Первой поддалась призывам вооруженных людей и решилась поднять обвиняющий перст сеньора Домитила Чонтаса. Каждый раз, когда муж напьется, он бьет ее ногами, швыряет на пол, обзывает «чертовым отродьем». А он, сутулый, с жестким, как у дикобраза, хохолком, клялся, что все это враки, но потом не выдержал и, противореча себе, стал дрожащим голосом оправдываться, говоря, что, когда выпьет, в него вселяется нечистая сила и возбуждает в нем бешеную злобу и он не может избавиться от наваждения иначе, как колотя жену. Сорок ударов кнутом – и его спина вспухла и покрылась кровавыми рубцами. Но не столько боль, сколько страх слышался в его клятвенных заверениях, что никогда больше он не возьмет в рот ни капли алкоголя, и в его униженных благодарностях – «спасибо вам, большое спасибо», – которые он расточал соседям, выпоровшим его кнутами. Жена волоком потащила его домой – делать примочки.
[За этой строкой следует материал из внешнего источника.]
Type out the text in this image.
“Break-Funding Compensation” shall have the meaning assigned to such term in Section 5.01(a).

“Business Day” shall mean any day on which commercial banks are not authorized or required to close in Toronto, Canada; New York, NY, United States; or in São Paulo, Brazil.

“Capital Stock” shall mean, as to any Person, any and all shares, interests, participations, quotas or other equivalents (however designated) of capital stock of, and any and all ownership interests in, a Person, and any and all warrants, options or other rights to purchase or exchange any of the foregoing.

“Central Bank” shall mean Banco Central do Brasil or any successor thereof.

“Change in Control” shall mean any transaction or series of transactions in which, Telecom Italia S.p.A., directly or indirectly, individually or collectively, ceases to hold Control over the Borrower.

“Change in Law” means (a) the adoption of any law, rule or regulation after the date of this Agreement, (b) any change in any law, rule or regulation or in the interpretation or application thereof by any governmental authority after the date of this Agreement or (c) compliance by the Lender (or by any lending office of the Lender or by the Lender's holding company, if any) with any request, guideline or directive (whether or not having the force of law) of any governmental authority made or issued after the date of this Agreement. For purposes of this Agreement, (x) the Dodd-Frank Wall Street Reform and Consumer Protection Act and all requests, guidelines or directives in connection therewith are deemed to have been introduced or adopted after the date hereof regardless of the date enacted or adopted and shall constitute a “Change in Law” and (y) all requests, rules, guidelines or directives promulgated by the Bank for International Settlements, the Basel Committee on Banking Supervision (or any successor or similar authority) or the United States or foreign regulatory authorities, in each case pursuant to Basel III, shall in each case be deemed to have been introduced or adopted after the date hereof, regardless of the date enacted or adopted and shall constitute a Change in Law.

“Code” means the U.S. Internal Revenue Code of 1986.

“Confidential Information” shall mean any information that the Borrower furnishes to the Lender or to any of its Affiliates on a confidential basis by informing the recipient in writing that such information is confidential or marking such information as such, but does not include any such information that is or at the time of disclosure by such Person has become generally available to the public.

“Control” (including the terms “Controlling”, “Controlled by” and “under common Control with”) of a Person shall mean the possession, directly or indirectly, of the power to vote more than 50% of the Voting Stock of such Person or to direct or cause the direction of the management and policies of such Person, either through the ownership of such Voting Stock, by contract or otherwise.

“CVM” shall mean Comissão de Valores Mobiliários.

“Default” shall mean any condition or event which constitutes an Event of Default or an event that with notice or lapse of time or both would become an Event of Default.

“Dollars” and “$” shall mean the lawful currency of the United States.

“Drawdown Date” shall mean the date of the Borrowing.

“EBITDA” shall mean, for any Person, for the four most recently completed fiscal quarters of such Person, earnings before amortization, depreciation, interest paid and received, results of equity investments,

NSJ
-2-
Всего судили в тот день человек двадцать – мужчин и женщин, им выносили приговоры и секли или накладывали штраф, заставляли вернуть незаконно присвоенное добро или возместить ущерб тем, кому недоплатили за работу либо обманули лживыми посулами. Какие из этих обвинений были справедливыми, а какие наветами, порожденными завистью, злобой или всеобщим возбуждением, когда каждый стремился превзойти остальных, вспоминая и выискивая притеснения и обиды, жертвой которых он стал? Они и сами не смогли бы ответить на этот вопрос. В середине дня судили дона Крисостомо, когда-то он был звонарем, еще в те времена, когда андамаркская колокольня имела колокола, а церковь – священника. Одна женщина заявила, что однажды застала его за деревней с мальчиком, с которого он спускал штаны. Другие подтвердили обвинение. Вот именно. Вечно давал волю рукам, вечно норовил походя ущипнуть какого-нибудь мальчишку, затащить к себе домой. В наэлектризованной тишине один из мужчин прерывающимся от волнения голосом поведал, что, когда он был ребенком, дон Крисостомо использовал его как женщину. Тут и другие вспомнили подобные случаи и рвались рассказать их. Звонарь был осужден на казнь, его забили камнями и палками, а труп бросили в общую кучу казненных по списку.

Уже темнело, когда закончился суд. Воспользовавшись затишьем, дон Медардо Льянтак отодвинул надгробную плиту, выполз из могилы и опрометью, словно уносимая дьяволом душа, бросился бежать в сторону Пукио. Через полтора дня, еле живой, он добрался до столицы провинции и, заикаясь от ужаса, рассказал о том, что произошло в Андамарке.

Усталые, обескураженные андамаркинцы избегали смотреть друг на друга, они чувствовали себя, как после храмового праздника, когда в течение трех дней и ночей, не смыкая глаз, они пили, ели, плясали, отбивали чечетку и молились, не желая даже вспоминать о том, что это безудержное веселье когда-нибудь все равно кончится и снова придется впрягаться в лямку будничной жизни. Но теперь они были удручены несравненно больше.

С глубоким беспокойством смотрели они на неубранные трупы, над которыми роились мухи. Разбитые лица и распоротые кнутами спины уже тронуло разложение. Всем было ясно, что больше никогда Андамарка не будет такой, какой была раньше.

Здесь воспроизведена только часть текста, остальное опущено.